Standing up to storms
Once the researchers identified an optimal wave-dissipating structure, they fabricated a laboratory-scale version of an architected reef made from a series of the cylindrical structures, which they 3D-printed from plastic. Each test cylinder measured about 1ft wide and 4ft tall. 

They assembled a number of cylinders, each spaced about a foot apart, to form a fence-like structure, which they then lowered into a wave tank at MIT. 

They then generated waves of various heights and measured them before and after passing through the architected reef.
“We saw the waves reduce substantially, as the reef destroyed their energy,” Triantafyllou says.

The team has also looked into making the structures more porous, and friendly to fish.
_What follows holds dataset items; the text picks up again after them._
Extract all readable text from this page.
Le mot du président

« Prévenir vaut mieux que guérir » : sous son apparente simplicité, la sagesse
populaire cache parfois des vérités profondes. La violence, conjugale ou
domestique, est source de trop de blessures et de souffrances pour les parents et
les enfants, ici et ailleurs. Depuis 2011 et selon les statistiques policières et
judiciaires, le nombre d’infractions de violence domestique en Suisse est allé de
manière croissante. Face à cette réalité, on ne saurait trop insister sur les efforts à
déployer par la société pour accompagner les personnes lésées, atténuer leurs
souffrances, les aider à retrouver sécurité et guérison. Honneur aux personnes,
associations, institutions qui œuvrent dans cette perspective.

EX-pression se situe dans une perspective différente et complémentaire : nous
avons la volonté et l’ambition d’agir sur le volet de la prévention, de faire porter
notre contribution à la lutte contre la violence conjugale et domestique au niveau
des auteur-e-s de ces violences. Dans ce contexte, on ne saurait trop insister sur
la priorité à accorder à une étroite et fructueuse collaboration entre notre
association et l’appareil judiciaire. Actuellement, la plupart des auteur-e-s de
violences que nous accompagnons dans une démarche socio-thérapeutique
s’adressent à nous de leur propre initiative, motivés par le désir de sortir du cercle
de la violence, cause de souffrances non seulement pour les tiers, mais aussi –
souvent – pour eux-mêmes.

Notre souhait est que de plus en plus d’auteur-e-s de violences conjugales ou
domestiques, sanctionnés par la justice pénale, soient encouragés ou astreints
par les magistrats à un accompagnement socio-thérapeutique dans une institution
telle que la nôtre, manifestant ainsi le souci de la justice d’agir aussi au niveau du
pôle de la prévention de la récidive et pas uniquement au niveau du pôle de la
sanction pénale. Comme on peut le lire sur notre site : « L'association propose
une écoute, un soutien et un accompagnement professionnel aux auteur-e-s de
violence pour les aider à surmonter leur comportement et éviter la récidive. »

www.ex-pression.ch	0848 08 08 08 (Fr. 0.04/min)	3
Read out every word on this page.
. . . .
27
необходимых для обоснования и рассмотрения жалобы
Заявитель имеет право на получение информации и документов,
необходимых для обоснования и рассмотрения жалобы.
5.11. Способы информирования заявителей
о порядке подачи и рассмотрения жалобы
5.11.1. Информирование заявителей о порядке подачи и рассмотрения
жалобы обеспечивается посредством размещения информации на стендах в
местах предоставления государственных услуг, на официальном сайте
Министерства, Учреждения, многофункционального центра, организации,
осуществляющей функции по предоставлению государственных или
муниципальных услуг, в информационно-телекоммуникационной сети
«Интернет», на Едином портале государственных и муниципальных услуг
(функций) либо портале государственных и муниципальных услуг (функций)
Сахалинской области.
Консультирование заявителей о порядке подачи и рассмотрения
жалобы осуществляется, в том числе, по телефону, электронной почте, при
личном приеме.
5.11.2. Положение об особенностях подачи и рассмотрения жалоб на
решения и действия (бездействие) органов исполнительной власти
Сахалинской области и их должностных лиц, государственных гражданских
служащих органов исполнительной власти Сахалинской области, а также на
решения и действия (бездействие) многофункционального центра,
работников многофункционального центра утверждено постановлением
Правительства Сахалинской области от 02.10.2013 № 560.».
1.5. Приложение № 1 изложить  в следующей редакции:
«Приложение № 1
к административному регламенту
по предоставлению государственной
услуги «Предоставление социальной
They found that, rather than making each structure from a solid slab of plastic, they could use a more affordable and sustainable type of cement.

“We’ve worked with biologists to test the cement we intend to use, and it’s benign to fish, and ready to go,” he adds.

They identified an ideal pattern of ‘voxels’ or microstructures, that cement could be moulded into, in order to fabricate the reefs while creating pockets in which fish could live. This voxel geometry resembles individual egg cartons, stacked end to end, and appears to not affect the structure’s overall wave-dissipating power.

“These voxels still maintain a big drag while allowing fish to move inside,” Ferrandis says.

The team is currently fabricating cement voxel structures and assembling them into a lab-scale architected reef, which they will test under various wave conditions. 

They envision that the voxel design could be modular, scalable to any desired size, and easy to transport and install in various offshore locations. 

“Now we’re simulating actual sea patterns, and testing how these models will perform when we eventually have to deploy them,” says Anjali Sinha, a graduate student at MIT who recently joined the group.

Going forward, the team hopes to work with beach towns in Massachusetts to test the structures on a pilot scale.
“These test structures would not be small,” Triantafyllou emphasises. 

“They would be about a mile long, and about 5m tall, and would cost something like $6 million per mile. So, it’s not cheap. But it could prevent billions of dollars in storm damage. And with climate change, protecting the coasts will become a big issue.”